While the US economy is set to experience robust growth in 2012, the momentum for growth will slowdown in Brazil, Russia, India and China (the BRIC countries) in 2012, according to the latest findings by professional services firm PricewaterhouseCoopers (PwC). Even though the BRIC economies will continue to drive global economic growth in 2012, the protracted deceleration in their growth, which begun in the second half of 2011, will raise questions about their ability to drive global economic growth in 2012 and their exposure to the eurozone crisis.  
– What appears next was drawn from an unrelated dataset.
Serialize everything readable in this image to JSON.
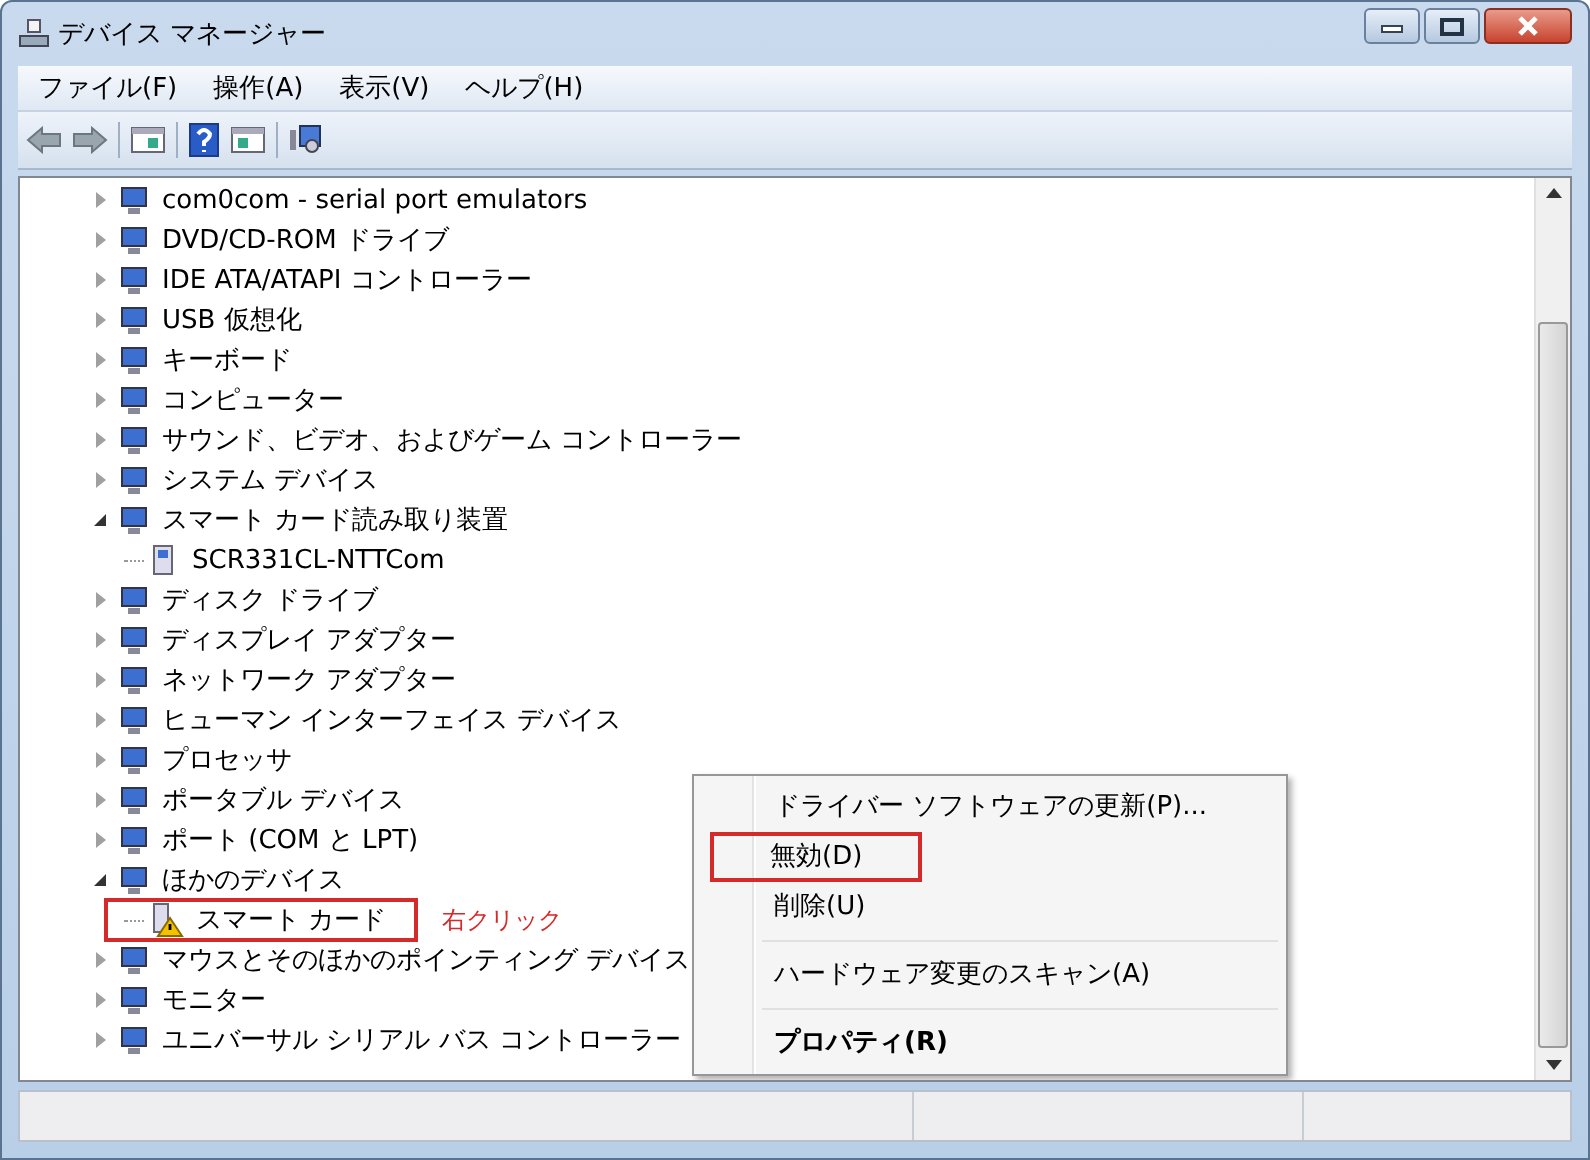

“The first half of [2011] went well for all four BRIC economies, but they witnessed a major slowdown in the second half of the year,” said Himani Gupta, senior associate at PwC. “This was mainly because inflation remained stubbornly high for these economies for the whole year, and the central banks kept the interest rates very high. That affected the industrial sector in India with manufacturing slowing down quite a bit. In Brazil, the capital inflow appreciated the real, and China had other problems such as the property markets that are now falling, while its inflation continues to be high.”
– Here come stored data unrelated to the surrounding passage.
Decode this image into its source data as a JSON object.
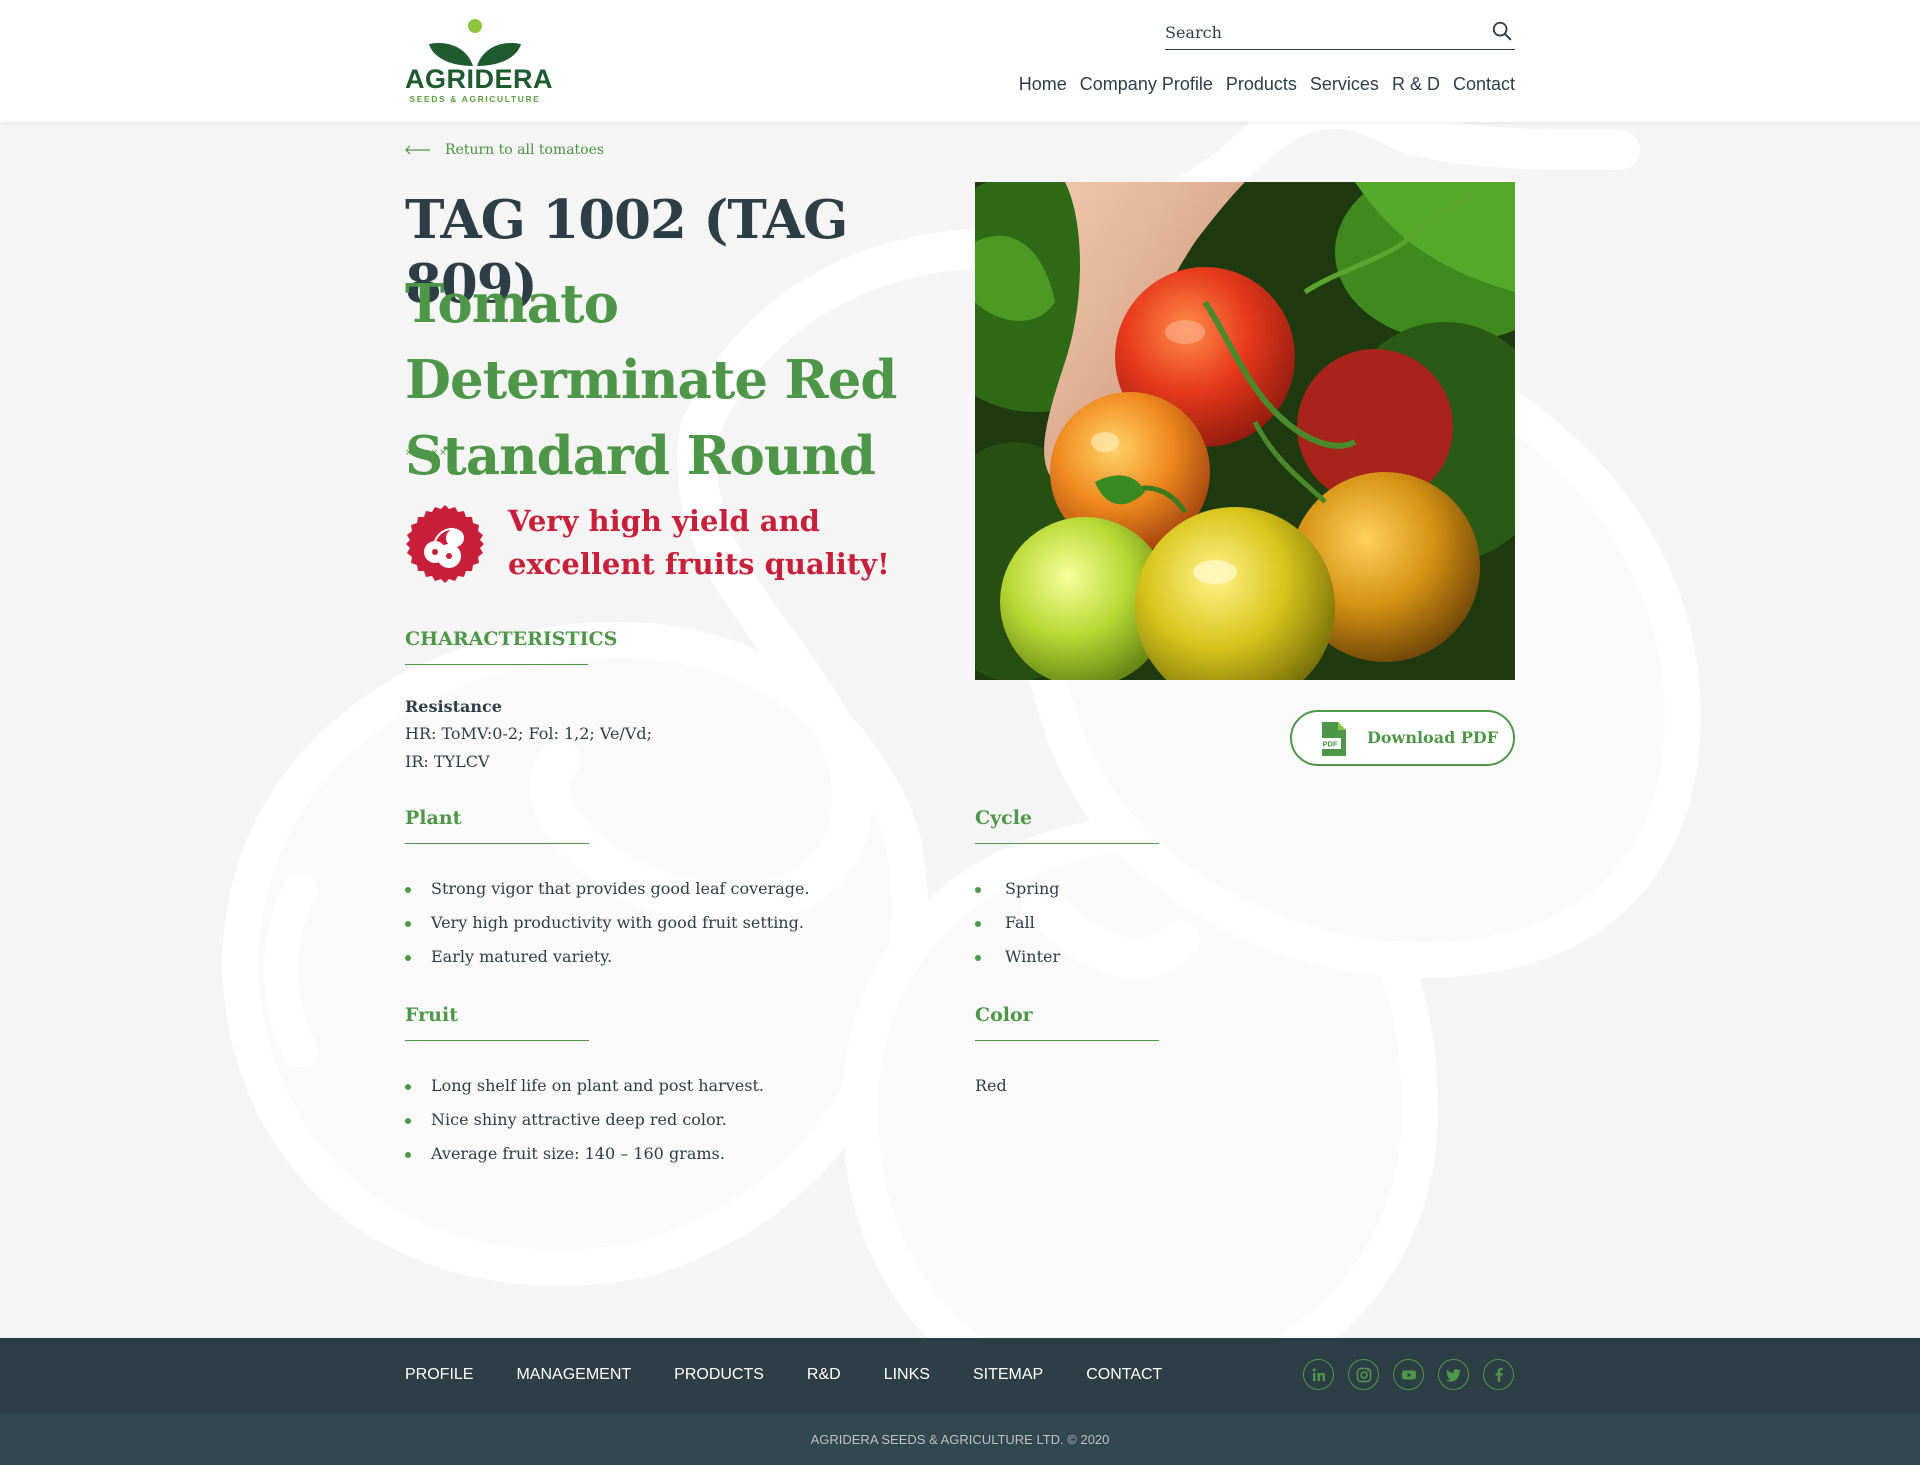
{
  "header": {
    "logo": {
      "name": "AGRIDERA",
      "tagline": "SEEDS & AGRICULTURE"
    },
    "search": {
      "placeholder": "Search"
    },
    "nav": [
      "Home",
      "Company Profile",
      "Products",
      "Services",
      "R & D",
      "Contact"
    ]
  },
  "main": {
    "back_link": "Return to all tomatoes",
    "title": "TAG 1002 (TAG 809)",
    "subtitle": "Tomato Determinate Red Standard Round",
    "rating_marks": "×××××",
    "highlight": "Very high yield and excellent fruits quality!",
    "characteristics": {
      "heading": "CHARACTERISTICS",
      "resistance_label": "Resistance",
      "resistance_hr": "HR: ToMV:0-2; Fol: 1,2; Ve/Vd;",
      "resistance_ir": "IR: TYLCV"
    },
    "plant": {
      "heading": "Plant",
      "items": [
        "Strong vigor that provides good leaf coverage.",
        "Very high productivity with good fruit setting.",
        "Early matured variety."
      ]
    },
    "fruit": {
      "heading": "Fruit",
      "items": [
        "Long shelf life on plant and post harvest.",
        "Nice shiny attractive deep red color.",
        "Average fruit size: 140 – 160 grams."
      ]
    },
    "cycle": {
      "heading": "Cycle",
      "items": [
        "Spring",
        "Fall",
        "Winter"
      ]
    },
    "color": {
      "heading": "Color",
      "value": "Red"
    },
    "download": {
      "label": "Download PDF",
      "icon_text": "PDF"
    }
  },
  "footer": {
    "nav": [
      "PROFILE",
      "MANAGEMENT",
      "PRODUCTS",
      "R&D",
      "LINKS",
      "SITEMAP",
      "CONTACT"
    ],
    "social": [
      "linkedin-icon",
      "instagram-icon",
      "youtube-icon",
      "twitter-icon",
      "facebook-icon"
    ],
    "copyright": "AGRIDERA SEEDS & AGRICULTURE LTD. © 2020"
  },
  "colors": {
    "brand_green": "#4e9748",
    "dark_green": "#1e5b2f",
    "text_dark": "#2d3e46",
    "highlight_red": "#c8203a",
    "footer_bg": "#2d3e46"
  }
}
As a reversal in investor risk appetite is causing capital outflows from the BRICs and other emerging economies to safe havens in developed markets, the US economy appears to be the main beneficiary. Continued improvement in employment figures have been significant in prompting an increase in consumption, which is the foremost driver of economic growth in the US. Coupled with improving business sentiment and the expectation that interest rates will remain low for another two years, PwC reported that private sector demand growth will enable the US economy to gather momentum in 2012.
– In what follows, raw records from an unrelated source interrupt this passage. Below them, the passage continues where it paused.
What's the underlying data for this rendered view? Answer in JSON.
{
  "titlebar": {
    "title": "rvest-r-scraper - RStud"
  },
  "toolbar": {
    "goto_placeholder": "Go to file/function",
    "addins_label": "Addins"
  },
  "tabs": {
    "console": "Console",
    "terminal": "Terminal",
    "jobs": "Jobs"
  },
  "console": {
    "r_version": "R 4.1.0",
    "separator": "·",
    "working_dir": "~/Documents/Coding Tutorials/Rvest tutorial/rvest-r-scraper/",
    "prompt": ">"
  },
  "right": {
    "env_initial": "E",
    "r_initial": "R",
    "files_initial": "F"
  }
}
“In the US, the key thing is the labour market,” says Yael Selfin, head of macro consulting at PwC.  “We have seen very positive news from the labour market throughout... [and] we also expect the US economy to grow by about 2% this year. This is great if you compare it to other developed economies.”

One of the chief risks PwC highlights for economies across the globe is the uncertainty stemming from what it terms as “the unravelling of the eurozone crisis”, which poses a key threat to economic recovery. “We looked at four potential scenarios for the eurozone,” says Ms Selfin. “None [were]... great. The best scenario that we predicted is what we are seeing at the moment. There is still a lot of tension [and] vulnerabilities but it looks as if it is going in a better direction.”

Yet PwC maintained that, despite this, the BRICs will continue to be a significant contributor to global economic growth. “The US will almost always grow at a lower pace than the BRICs,” said Ms Selfin.